The Good'Enter the Matrix' is big on concept. The games story runs parallel to the movie 'Matrix Reloaded', following two minor characters from the movie, Niobe and Ghost. The game fills in a lot of interesting details in the Matrix saga, and sets up some characters and events that I am sure we'll see in the next film. Fans of the Matrix will surely get some enjoyment from playing through the game just for the sake of watching the cutscenes and following the plot.
The combat system allows your character to pull of some pretty cool Matrix-style moves. You can use your 'focus' powers to slow down everything around you, allowing you to see bullets as they fly though the air, and to perform some snazzy slo-mo martial arts combos. With focus activated you can jump much farther, cartwheel and flip out of the way of incoming fire, and leap about while accurately firing yoru weapon.
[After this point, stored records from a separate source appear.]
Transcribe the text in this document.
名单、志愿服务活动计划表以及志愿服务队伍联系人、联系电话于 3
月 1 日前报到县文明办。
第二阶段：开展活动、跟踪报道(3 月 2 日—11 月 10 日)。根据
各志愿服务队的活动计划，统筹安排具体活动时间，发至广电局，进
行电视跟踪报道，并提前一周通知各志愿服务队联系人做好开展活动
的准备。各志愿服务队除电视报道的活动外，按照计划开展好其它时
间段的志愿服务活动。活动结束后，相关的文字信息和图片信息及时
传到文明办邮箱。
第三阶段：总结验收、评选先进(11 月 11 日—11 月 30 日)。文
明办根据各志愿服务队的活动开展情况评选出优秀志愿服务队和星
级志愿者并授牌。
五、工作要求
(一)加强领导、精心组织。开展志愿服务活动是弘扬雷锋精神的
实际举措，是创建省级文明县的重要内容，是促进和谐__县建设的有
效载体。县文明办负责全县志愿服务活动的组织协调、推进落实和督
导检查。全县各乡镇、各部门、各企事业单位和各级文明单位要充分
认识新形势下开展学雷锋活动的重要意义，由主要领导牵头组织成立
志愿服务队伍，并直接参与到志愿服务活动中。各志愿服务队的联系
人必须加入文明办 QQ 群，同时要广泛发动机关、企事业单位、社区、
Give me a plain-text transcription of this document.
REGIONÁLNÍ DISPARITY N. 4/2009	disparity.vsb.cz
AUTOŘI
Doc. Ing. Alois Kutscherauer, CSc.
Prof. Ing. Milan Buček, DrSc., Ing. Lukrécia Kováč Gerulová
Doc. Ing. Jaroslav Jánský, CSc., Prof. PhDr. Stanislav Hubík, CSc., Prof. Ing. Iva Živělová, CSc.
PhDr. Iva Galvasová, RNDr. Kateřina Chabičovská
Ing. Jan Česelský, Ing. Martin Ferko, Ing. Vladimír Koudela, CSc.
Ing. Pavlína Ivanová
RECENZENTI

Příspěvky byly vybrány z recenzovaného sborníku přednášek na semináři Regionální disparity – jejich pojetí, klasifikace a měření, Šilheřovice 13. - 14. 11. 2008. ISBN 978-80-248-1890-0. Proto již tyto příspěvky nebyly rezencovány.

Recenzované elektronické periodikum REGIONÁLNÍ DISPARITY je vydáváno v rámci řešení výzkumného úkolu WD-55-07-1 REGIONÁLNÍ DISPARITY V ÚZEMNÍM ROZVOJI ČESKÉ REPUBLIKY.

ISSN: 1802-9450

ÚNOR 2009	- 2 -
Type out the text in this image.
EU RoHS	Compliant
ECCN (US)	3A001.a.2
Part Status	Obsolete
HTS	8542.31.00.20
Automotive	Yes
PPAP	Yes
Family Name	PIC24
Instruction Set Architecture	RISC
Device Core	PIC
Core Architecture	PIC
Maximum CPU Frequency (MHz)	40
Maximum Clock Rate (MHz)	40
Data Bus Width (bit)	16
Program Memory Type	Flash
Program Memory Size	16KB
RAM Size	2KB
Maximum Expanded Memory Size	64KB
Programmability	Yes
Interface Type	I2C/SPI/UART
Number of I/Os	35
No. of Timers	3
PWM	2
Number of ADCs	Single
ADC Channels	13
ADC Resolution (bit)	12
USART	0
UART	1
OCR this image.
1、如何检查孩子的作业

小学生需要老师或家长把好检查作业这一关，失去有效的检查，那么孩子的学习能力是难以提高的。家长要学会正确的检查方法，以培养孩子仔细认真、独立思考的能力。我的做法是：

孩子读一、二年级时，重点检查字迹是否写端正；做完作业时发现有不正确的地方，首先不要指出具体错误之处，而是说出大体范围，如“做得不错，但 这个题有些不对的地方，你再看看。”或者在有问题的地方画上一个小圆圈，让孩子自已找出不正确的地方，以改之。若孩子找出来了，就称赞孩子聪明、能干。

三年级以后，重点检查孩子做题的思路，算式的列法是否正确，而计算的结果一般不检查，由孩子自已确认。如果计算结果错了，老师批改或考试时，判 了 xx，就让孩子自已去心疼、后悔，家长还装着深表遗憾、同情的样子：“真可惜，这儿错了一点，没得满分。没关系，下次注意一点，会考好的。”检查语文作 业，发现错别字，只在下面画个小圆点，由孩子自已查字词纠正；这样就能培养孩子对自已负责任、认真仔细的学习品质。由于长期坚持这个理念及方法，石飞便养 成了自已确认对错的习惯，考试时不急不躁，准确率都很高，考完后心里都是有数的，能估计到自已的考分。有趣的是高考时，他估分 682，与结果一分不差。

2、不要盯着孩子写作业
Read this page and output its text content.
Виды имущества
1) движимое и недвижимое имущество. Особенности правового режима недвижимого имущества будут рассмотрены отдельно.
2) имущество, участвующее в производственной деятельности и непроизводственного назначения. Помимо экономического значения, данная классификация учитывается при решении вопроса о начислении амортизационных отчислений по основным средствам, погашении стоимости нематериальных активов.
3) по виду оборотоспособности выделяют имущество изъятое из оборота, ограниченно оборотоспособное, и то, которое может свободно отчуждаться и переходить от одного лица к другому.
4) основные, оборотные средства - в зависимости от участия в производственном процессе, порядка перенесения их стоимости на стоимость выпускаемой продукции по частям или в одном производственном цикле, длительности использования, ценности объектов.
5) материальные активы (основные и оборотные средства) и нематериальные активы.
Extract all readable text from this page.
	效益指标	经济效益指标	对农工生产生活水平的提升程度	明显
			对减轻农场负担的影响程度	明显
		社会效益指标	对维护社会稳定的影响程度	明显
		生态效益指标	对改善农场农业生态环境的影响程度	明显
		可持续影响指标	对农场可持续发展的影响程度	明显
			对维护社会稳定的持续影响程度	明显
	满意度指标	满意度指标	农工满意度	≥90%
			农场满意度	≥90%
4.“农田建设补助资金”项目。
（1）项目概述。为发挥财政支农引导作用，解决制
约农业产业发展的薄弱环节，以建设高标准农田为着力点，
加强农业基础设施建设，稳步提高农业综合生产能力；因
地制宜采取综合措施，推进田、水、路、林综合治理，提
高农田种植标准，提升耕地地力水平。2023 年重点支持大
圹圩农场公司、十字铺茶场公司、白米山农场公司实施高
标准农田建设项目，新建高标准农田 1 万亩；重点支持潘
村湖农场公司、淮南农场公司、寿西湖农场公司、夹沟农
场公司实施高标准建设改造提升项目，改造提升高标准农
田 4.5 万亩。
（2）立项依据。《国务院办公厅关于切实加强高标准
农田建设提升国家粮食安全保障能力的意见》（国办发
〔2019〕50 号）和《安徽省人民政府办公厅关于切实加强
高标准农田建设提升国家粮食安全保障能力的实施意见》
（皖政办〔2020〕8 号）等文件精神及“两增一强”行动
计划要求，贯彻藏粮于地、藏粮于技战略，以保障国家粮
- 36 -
The graphics don't suck, but they aren't the best ever seen on an Xbox. The FMV cutscenes tend to look a bit muddy and seem to be in a bizarre aspect ratio when played on a 16:9 television. The character's facial models are excellent, and the lip syncing is some of the best I've ever seen in a game.
Sadly, the whole games stinks of mediocrity. The level design is very poor, at times being simutaneously completely linear and terribly confusing. Enemy AI is very unimpressive. Guards take cover, but that's about it. Fighting armed opponents always comes down to using your disarm move to get thier weapon and then beating them up a bit to finish them off. If gunfire ever gets to heavy you can go into focus mode and dodge bullets while capping the bad guys. You will seldom find yourself in any real trouble.
The game is surprisingly easy, clearly aimed at novice gamers. Your health regenerates if you give it time, as does your focus meter. If you ever find yourself in a tight spot you can just hide behind a pillar until you are all better. Despite this, there are still health packs scattered about. This effectively destroys any sense of tension.
The controls are just absurdly mapped. The left analogue stick is used to move around, the right stick switches you to a first person view. Yup, the entire right stick is dedicated to switching POV. It makes absolutely no sense. To draw and fire weapons, you must push the black button, to holster them you use the action button. This caused countless unintentional holsterings during gameplay, as the action button is used for things like opening doors and disarming opponents as well. The left trigger activates your focus, and the right trigger locks onto a target, though this seemed to work sporadically at best.
The gameplay itself, while often enjoyable, frequently forces you to drive, shoot while riding, or take out enemies with a sniper rifle. These sequences are clearly intended to mix up the action a bit, but I just found them to be an annoying distractions. The driving bits are purely awful, and the 'shooting from the passenger side window' parts aren't much better. The final levels of the game have you simply running away (or flying away while shooting) and nothing else. These ending levels leave the distinct flavor of a rush job in ones mouth, as they aren't fun in the least. Five whole levels in which I simply run away from Agent(s) Smith? Something must be missing...
The Bottom Line
For fans of the movie, it's worth renting just to see the cutscenes and flesh out the plot. I can't reccomend a purchase to anyone, as it is just too short and unpolished, even with two characters to play through as. I finished it easily in two days.
While the concept of expanding a blockbuster movies universe through video games is a good one, this game simply does not do enough to make it as rewarding and compelling an experience as if could have, and should have been.